Client Certification Authentication and Certification Pinning

Júlio Falbo
2 min readSep 19, 2021

Hello People!

At the end of last year, I just started to work with Ruby and it’s being an amazing journey/challenge and I’m really enjoying it.

One of my most recent tasks was to create a secure architecture where our applications could communicate through REST. Of course, the first thing we did was to implement an OAuth strategy but we would like to add one more security layer between this communication, so, we decided to implement a Client Certification Authentication + Certification Pinning, and it is working smoothly, I was so proud of the result that I decided to turned it opensource and create this article talking a little bit about those strategies and their implementation so, let’s go!

What is a Client Certification Authentication?

Client Certificate Authentication is mutual certificate-based authentication, where the client provides its Client Certificate to the Server to prove its identity. This happens as a part of the SSL Handshake (it is optional).

So, it is a way to ensure that your server will only accept requests from known clients. Basically, the server will know the certificates (or only the CA) of the clients and will only allow the HTTPS connection if the client certificate sent matches with the certificates or CA that is trusted.

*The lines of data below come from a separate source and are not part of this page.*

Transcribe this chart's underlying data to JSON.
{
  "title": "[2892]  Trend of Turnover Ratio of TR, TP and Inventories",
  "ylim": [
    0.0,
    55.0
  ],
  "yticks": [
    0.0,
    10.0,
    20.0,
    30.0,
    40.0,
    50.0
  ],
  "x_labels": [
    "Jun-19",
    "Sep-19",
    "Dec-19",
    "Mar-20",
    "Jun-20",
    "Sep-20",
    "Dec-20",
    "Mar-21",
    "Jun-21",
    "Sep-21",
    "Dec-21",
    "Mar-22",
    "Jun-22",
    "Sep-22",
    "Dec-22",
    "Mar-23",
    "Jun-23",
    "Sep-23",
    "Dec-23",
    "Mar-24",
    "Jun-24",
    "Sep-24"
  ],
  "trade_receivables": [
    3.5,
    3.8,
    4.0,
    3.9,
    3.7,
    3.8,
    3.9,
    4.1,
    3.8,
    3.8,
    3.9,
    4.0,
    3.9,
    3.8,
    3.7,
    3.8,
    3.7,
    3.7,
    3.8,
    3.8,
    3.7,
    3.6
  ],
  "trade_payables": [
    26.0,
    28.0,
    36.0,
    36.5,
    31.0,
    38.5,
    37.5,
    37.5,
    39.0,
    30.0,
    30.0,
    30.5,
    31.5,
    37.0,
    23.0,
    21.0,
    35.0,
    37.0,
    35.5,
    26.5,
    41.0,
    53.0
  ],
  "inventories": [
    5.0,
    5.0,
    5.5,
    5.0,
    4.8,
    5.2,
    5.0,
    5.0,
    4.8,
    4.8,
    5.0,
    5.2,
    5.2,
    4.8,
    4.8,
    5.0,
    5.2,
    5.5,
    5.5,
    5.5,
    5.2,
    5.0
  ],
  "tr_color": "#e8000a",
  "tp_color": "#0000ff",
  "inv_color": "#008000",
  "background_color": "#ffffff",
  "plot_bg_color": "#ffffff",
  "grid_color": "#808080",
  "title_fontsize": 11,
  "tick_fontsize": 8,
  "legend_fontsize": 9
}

In our scenario, we are saying that my webserver (in our case Nginx) will only accept requests sent with the certificate issued from a trusted CA.

# mTLS block      
ssl_client_certificate /etc/nginx/certificates/client_ca.crt;
ssl_verify_client on;

What is a Certification Pinning?

Certificate Pinning restricts which certificates are considered valid for a particular website, limiting risk. Instead of allowing any trusted certificate to be used, the client will “pin” the certificate authority (CA) issuer(s), public keys, or even end-entity certificates of their choice, any other certificate that isn’t in the allowed list will be blocked and the TLS connection will be terminated.

In our case, we are using Certification Pinning to ensure that our client is receiving the HTTPS response from a known server. With that, we can cover the HTTPS request/response security and avoiding Man-in-the-Middle attacks (or making it harder to be done).

Ok Julio, but what are we pinning?

In this implementation, I’m using the certificate fingerprint and pinning only his base64. It is easier than loading the certificate file and converting to DER format to compare, we actually don’t need the server certificate public key, just his fingerprint.